In the present work, experimental flow visualizations and numerical simulations are carried out jointly to investigate how flow regimes affect the reaction yield in an X-microreactor. The X-microreactor is fed with an aqueous solution of ascorbic acid into one of the inlet channels and an aqueous solution of methylene blue and hydrochloric acid into the other which, upon reacting, produce a colorless reaction product that can be directly measured in experiments. Different kinetic constants are considered. At low Reynolds number, Re, the two reactant streams remain stratified in the mixing channels due to their different densities and mixing is promoted only by diffusion. By increasing the Reynolds number, the engulfment regime occurs, which is characterized by the presence of a single vortical structure in the confluence region and in the outlet channels, enhancing mixing thanks to convection. The reaction yield is studied both numerically and experimentally showing a remarkable agreement between the results.
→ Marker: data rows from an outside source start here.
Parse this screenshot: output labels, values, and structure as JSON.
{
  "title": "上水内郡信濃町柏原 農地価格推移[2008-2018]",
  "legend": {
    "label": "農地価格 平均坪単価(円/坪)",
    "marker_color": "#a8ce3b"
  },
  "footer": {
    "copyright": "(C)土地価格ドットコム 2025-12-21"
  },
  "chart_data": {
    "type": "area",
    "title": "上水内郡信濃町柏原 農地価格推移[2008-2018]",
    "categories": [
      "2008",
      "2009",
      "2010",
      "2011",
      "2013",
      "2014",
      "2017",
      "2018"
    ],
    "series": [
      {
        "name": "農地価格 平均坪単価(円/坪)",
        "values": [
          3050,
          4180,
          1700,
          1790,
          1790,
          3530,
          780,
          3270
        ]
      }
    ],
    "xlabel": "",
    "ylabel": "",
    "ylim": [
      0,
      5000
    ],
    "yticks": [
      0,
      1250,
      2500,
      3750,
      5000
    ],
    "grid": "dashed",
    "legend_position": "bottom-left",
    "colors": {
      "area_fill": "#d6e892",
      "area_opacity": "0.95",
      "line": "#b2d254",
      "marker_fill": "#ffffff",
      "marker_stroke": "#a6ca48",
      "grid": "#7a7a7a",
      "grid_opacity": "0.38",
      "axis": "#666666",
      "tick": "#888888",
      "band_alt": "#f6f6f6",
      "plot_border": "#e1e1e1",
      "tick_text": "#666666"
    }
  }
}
In the stratified regime, the reaction yield decreases with the Reynolds number due to a decrease in residence time. Instead, with the onset of the engulfment regime, the reaction yield starts to increase with Re because enhancement in the mixing degree between the streams overcomes the reduction of the residence time. However, due to the opposite behaviors of mixing efficiency and residence time with Re, the reaction yield does not monotonically increase with Reynolds number within the engulfment regime, but it reaches a maximum and then slightly decreases. The reaction yield obtained in the X-microreactor is significantly larger than that of a T-microreactor having the same cross-section geometry and operating in the same conditions.